Corporate Lingo -- 2 - Computer jokes (48979)





 


Here's a little clarification of corporate lingo.


"SEEKING CANDIDATES WITH A WIDE VARIETY OF EXPERIENCE: " You'll need it to replace three people who just left.





"PROBLEM-SOLVING SKILLS A MUST:" You're walking into a company in perpetual chaos.





"REQUIRES TEAM LEADERSHIP SKILLS:" You'll have the responsibilities of a manager, without the pay or respect.





"GOOD COMMUNICATION SKILLS:" Management communicates, you listen, figure out what they want and do.





"I'M EXTREMELY ADEPT AT ALL MANNER OF OFFICE ORGANIZATION:"I've used Microsoft Office.





"I'M HONEST, HARD-WORKING AND DEPENDABLE:" I pilfer office supplies.

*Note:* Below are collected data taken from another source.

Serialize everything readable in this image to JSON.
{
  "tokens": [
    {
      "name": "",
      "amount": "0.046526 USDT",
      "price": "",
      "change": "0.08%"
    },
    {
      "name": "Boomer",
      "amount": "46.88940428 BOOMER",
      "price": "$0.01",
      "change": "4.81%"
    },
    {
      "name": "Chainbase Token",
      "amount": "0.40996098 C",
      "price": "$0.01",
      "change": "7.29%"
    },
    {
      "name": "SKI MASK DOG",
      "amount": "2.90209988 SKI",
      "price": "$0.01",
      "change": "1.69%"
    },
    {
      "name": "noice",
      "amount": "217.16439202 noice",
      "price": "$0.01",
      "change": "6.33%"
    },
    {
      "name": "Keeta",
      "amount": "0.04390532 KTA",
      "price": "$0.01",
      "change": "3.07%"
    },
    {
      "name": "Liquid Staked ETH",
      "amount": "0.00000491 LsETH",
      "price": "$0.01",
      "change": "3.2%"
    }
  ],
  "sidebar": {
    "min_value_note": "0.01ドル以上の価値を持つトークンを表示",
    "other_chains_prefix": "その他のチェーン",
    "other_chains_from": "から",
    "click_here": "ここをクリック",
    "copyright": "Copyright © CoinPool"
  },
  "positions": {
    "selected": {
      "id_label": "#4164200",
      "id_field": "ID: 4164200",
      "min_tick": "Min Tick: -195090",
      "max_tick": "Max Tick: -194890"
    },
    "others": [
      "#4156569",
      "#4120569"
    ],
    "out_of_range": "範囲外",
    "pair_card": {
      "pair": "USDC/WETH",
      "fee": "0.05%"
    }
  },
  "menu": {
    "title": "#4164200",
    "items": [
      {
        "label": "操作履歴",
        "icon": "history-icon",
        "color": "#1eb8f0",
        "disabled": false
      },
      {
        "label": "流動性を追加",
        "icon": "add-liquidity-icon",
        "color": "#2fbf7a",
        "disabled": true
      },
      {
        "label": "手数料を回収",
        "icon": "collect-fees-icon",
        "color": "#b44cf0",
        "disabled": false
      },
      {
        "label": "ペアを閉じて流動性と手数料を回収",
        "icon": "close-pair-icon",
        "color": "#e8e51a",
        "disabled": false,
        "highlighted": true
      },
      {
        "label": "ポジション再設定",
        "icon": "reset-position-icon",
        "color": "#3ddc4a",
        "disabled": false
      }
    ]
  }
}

"MY PERTINENT WORK EXPERIENCE INCLUDES:" I hope you don't ask me about all the McJobs I've had.





"I TAKE PRIDE IN MY WORK:" I blame others for my mistakes.





"I'M PERSONABLE:" I give lots of unsolicited personal advice to co-workers.





"I'M EXTREMELY PROFESSIONAL:" I carry a Day-Timer.





"I AM ADAPTABLE:" I've changed jobs a lot.





"I AM ON THE GO:" I'm never at my desk.





"I'M HIGHLY MOTIVATED TO SUCCEED:" The minute I find a better job, I'm outta there.





"I LOOK FORWARD TO HEARING FROM YOU SOON:" Like, I'm gonna hold my breath waiting for your form letter thanking me "for my interest and wishing me luck in my future career".